Caro Diario, Antonio Candela l’ho incontrato per la prima volta a Potenza a inizio Settembre 2016, se hai qualche minuto il per come e il perché lo puoi leggere qua, la settimana scorsa il secondo incontro, prima nel corso dell’iniziativa conclusiva del Jobbing Fest coordinata dal comune amico Vito Verrastro e poi a cena, con Vito e Michele Cignarale, sì, proprio lui, l’uomo della Tboxchain.
Ora lo sai come succede in questi casi, o finisci a parlare di politica nella categoria “anime sperdute che nuotano in una boccia di pesci” modello Wish you were here, o finisci a parlare di futuro nella categoria “i sogni son desideri” modello Cenerentola, e sinceramente per me la seconda è meglio. È così che è nata la storia di Michele che ti ho raccontato qualche giorno fa, è così che è nata la storia di Antonio che ti racconto adesso, è così che sarebbe nata la storia di Vito se non l’avessi raccontata già.

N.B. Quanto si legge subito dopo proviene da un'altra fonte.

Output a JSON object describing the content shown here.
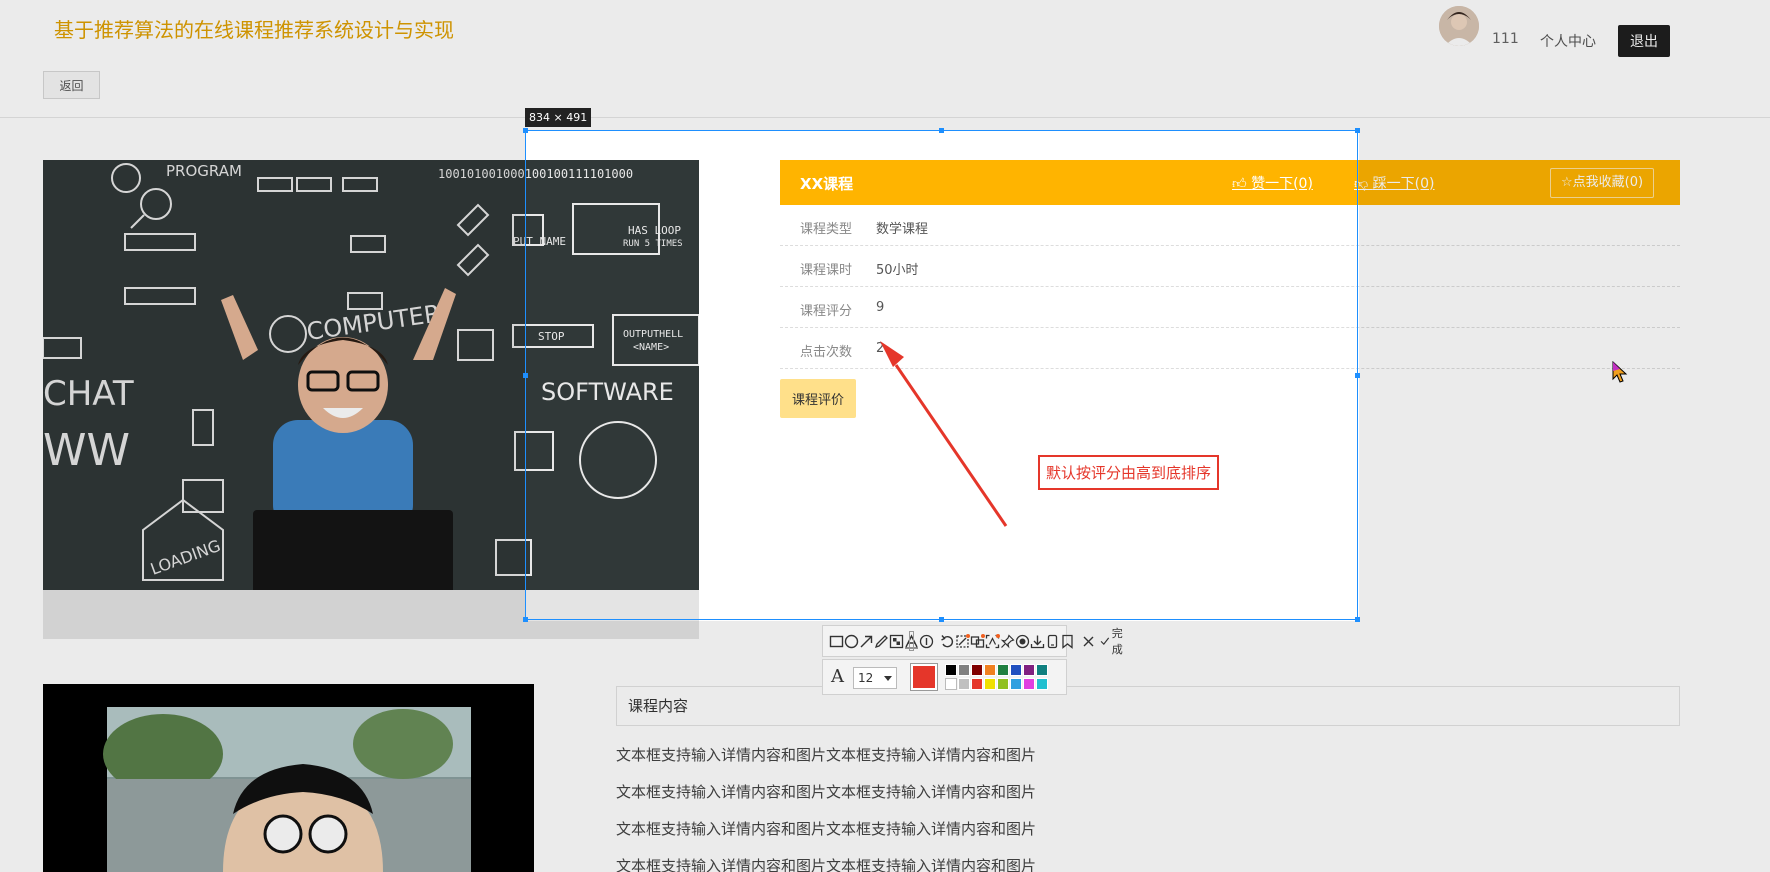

Solo belle storie amico Diario, solo storie di lavoro, solo storie vere, solo storie di persone che ogni mattina si svegliano e ce la mettono tutta per fare bene quello che devono fare. Certo che sbagliano, che sbagliamo, io se metto in fila i miei di errori posso costruire i binari per andare da Catania a Torino, non se mi spiego. E però siamo di quelli che quando sbagliano imparano, e cercano di metterci ancora più testa, più cuore e più mani la volta successiva.
Perché sì amico mio, il segreto sta tutto lì, nell’abituarsi a fare bene le cose, perché quando ti sei abituato ti viene automatico come quando ti abbottoni la camicia e non lo scordi più. Però adesso leggiti la storia di Antonio Calenda, che io fatto già troppe chiacchiere.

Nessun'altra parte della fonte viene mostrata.